5. Gibbs Sampler with Approximate Conditionals

Sometimes, even the conditional posteriors $p(θ_j \mid θ_{\to j}, y)$ are not directly sampleable.
In such cases, we can:

  1. Construct an approximation $g(θ_j \mid θ_{\to j})$ that is easier to sample from.
  2. Use the Metropolis–Hastings correction to adjust for the approximation.

Modified jumping rule

$J_{j,t}(θ^* \mid θ^{(t-1)}) = \begin{cases} g(θ^*_j \mid θ^{(t-1)}_{\to j}), & \text{if } θ^*_{\to j} = θ^{(t-1)}_{\to j} \\ 0, & \text{otherwise.} \end{cases}$

Then compute the MH ratio $r$ and accept or reject accordingly.

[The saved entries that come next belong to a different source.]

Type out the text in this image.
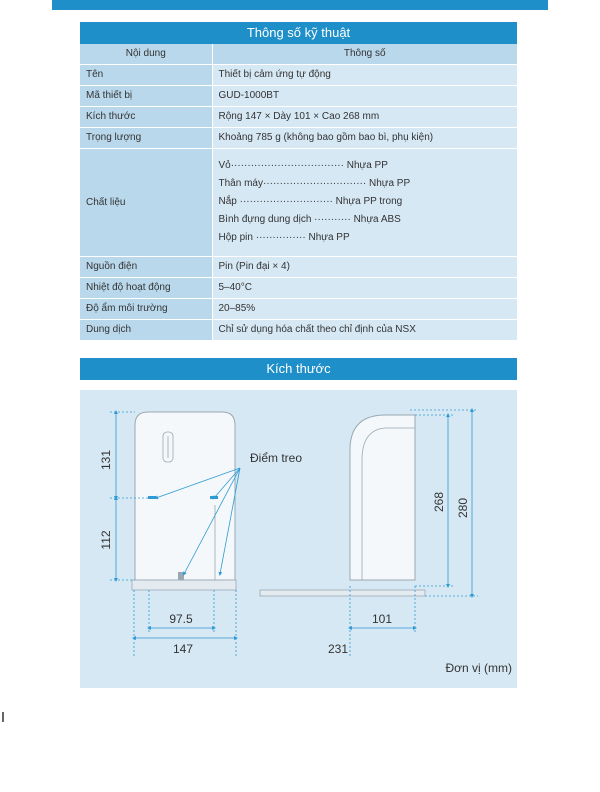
Thông số kỹ thuật
Nội dung	Thông số
Tên	Thiết bị cảm ứng tự động
Mã thiết bị	GUD-1000BT
Kích thước	Rộng 147 × Dày 101 × Cao 268 mm
Trọng lượng	Khoảng 785 g (không bao gồm bao bì, phụ kiện)
Chất liệu	Vỏ·································· Nhựa PP
Thân máy······························· Nhựa PP
Nắp ···························· Nhựa PP trong
Bình đựng dung dịch ··········· Nhựa ABS
Hộp pin ··············· Nhựa PP

Nguồn điện	Pin (Pin đại × 4)
Nhiệt độ hoạt động	5–40°C
Độ ẩm môi trường	20–85%
Dung dịch	Chỉ sử dụng hóa chất theo chỉ định của NSX
Kích thước
Điểm treo
131
112
97.5
147
268 280
101
231
Đơn vị (mm)
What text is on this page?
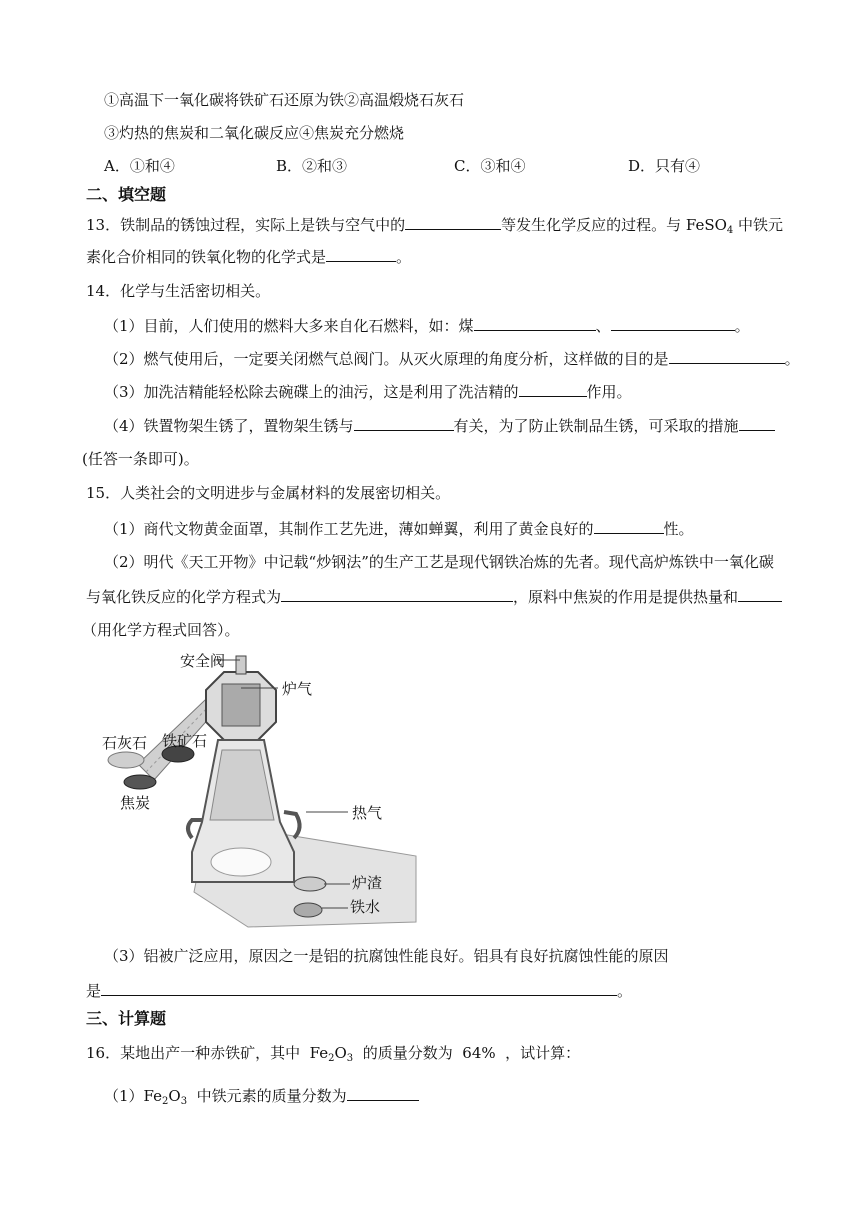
①高温下一氧化碳将铁矿石还原为铁②高温煅烧石灰石
③灼热的焦炭和二氧化碳反应④焦炭充分燃烧
A．①和④	B．②和③	C．③和④	D．只有④
二、填空题
13．铁制品的锈蚀过程，实际上是铁与空气中的	等发生化学反应的过程。与 FeSO$_4$ 中铁元
素化合价相同的铁氧化物的化学式是	。
14．化学与生活密切相关。
（1）目前，人们使用的燃料大多来自化石燃料，如：煤	、	。
（2）燃气使用后，一定要关闭燃气总阀门。从灭火原理的角度分析，这样做的目的是	。
（3）加洗洁精能轻松除去碗碟上的油污，这是利用了洗洁精的	作用。
（4）铁置物架生锈了，置物架生锈与	有关，为了防止铁制品生锈，可采取的措施
(任答一条即可)。
15．人类社会的文明进步与金属材料的发展密切相关。
（1）商代文物黄金面罩，其制作工艺先进，薄如蝉翼，利用了黄金良好的	性。
（2）明代《天工开物》中记载“炒钢法”的生产工艺是现代钢铁冶炼的先者。现代高炉炼铁中一氧化碳
与氧化铁反应的化学方程式为	，原料中焦炭的作用是提供热量和
（用化学方程式回答）。
安全阀
炉气
石灰石 铁矿石
焦炭
热气
炉渣
铁水
（3）铝被广泛应用，原因之一是铝的抗腐蚀性能良好。铝具有良好抗腐蚀性能的原因
是	。
三、计算题
16．某地出产一种赤铁矿，其中 $Fe_2O_3$ 的质量分数为 64% ，试计算：
$(1)Fe_2O_3$ 中铁元素的质量分数为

This approach — sometimes called Metropolis-within-Gibbs — allows sampling when conditional distributions are only approximately known or too complex for direct sampling.


Key Takeaways

ConceptExplanation
CombinationGibbs and Metropolis steps can be mixed within the same model to handle both conjugate and non-conjugate parts.
FlexibilityEach parameter (or block) can be updated using whichever method is appropriate.
Efficiency issueSlow mixing can occur when parameters are highly correlated; reparameterization or advanced algorithms can fix this.
Gibbs as MH special caseGibbs sampling = MH where all proposals are always accepted.
Approximation-based GibbsUse approximate conditional distributions with MH correction when exact ones are unavailable.

Summary:

The Gibbs and Metropolis algorithms can be combined flexibly to sample from complex posterior distributions; Gibbs is preferred when conditional posteriors are tractable, Metropolis for non-conjugate cases, and the two can be integrated—sometimes with approximations—to create efficient hybrid MCMC methods for general Bayesian inference.